他笑了,而手上的動作則是更加快了。
這人顯然是在有意賣弄。
我此刻卻不由得急躁了起來,不管此人是什麼小屈陽還是小東洋,如果他真的能夠如洛小北一般,將我給弄出來,那我豈不是就要露陷了?
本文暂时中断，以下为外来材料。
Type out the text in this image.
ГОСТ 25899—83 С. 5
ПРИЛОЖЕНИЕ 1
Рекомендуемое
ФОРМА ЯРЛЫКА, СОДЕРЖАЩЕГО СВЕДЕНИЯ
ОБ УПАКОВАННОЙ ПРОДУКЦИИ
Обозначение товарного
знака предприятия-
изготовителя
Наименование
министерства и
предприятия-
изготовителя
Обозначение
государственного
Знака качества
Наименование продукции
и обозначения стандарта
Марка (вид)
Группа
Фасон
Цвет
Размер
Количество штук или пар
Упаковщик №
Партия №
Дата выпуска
畢竟此刻幾乎一米八大個兒的我,與幾十公分高的風魔,還是有著明顯區別的。
怎麼辦?
我腦子裡一團漿糊,正焦急無措的時候,卻聽到那小屈陽口中高喊道:「東方甲乙木對卯,傷門對震四青龍;西方庚辛金對酉,驚門對兌二白虎;南方丙丁火對午,景門對離三朱雀;北方壬癸水對子,休門對坎六玄武;東南五巽杜門對辰巳,東北七艮生門對寅醜;西南八坤死門對未申,西北一乾開門對戊亥——移形換位,斗轉星移咯……赦!」
一番極為專業的說辭之後,我瞧見那小屈陽從懷裡摸出了一塊烏黑如墨的玉石來。
那玉石雕刻惟妙惟肖,卻也是一個活靈活現的三歲娃娃,與此時的風魔,竟然有著七八成相似。
他祭出了那玉石雕像,然後朝著這陣中打來。
瞧見那玩意之後,我的心也陡然跳了一下,不由得一股怒火直衝嗓子眼兒來。
洛小北那小娘們兒真的是太歹毒了,明明可以用器物來取代,她卻偏偏將我給推入了這法陣之中來,簡直是太過分了。
待我出去之後,一定要將她給先那啥再那啥……
等等,我還能出去麼?
就在我滿腹仇怨之時,突然間我就感覺身子騰空一陣發虛,加諸在肩頭之上的力量一下子就消失了去,緊接著我止不住地向前衝了幾步,面前卻是出現了一個人。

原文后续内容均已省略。